A presidente do STM, ministra Maria Elizabeth Rocha, negou a solicitação primeiro. Ela considerou o pedido “manifestamente improcedente”. A defesa recorreu e levou a questão ao plenário da corte. Então, os ministros mantiveram o entendimento da presidente e rejeitaram o recurso.
A sessão de hoje não discutiu se Bolsonaro pode perder a patente de capitão reformado do Exército. O julgamento analisou apenas a suspeição contra o relator. Portanto, o mérito da ação ainda será decidido em outro momento.
Esse processo avalia se o ex-presidente continua apto a permanecer nas Forças Armadas. O STM analisa aspectos éticos, morais e profissionais do militar. A corte não reexamina a condenação criminal imposta por outra instância. O foco é verificar se a conduta dele fere a honra e o decoro da classe militar.

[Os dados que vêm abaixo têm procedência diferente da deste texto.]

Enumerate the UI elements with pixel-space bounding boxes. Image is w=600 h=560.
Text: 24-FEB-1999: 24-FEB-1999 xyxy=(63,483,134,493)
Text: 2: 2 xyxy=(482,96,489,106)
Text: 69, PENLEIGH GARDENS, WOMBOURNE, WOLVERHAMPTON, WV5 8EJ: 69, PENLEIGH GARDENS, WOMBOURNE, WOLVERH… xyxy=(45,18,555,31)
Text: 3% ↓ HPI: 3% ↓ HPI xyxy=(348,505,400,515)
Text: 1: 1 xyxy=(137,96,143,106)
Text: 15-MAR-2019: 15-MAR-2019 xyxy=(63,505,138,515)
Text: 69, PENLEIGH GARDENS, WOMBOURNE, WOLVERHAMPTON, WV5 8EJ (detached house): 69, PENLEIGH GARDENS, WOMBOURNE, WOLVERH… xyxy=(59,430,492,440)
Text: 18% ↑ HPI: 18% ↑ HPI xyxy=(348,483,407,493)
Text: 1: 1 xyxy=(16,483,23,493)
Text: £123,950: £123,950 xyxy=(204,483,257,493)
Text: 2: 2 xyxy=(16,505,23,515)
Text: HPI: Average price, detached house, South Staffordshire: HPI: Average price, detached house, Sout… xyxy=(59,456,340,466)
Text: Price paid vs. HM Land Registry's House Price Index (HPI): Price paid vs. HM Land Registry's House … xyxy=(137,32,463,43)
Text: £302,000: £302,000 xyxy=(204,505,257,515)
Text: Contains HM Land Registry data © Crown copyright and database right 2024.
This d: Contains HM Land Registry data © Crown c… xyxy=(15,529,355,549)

O caso começou após o Supremo Tribunal Federal (STF) condenar Bolsonaro a 27 anos e três meses de prisão. Atualmente, ele cumpre pena em regime domiciliar humanitário. A medida foi autorizada pelo STF por causa do estado de saúde do ex-presidente.
Na mesma sessão, o STM analisou o recurso do almirante Almir Garnier Santos. Ele foi comandante da Marinha no governo Bolsonaro. Os ministros aceitaram parcialmente o pedido da defesa.
Assim, autorizaram depoimentos de testemunhas e o envio de registros funcionais do militar pelo Comando da Marinha.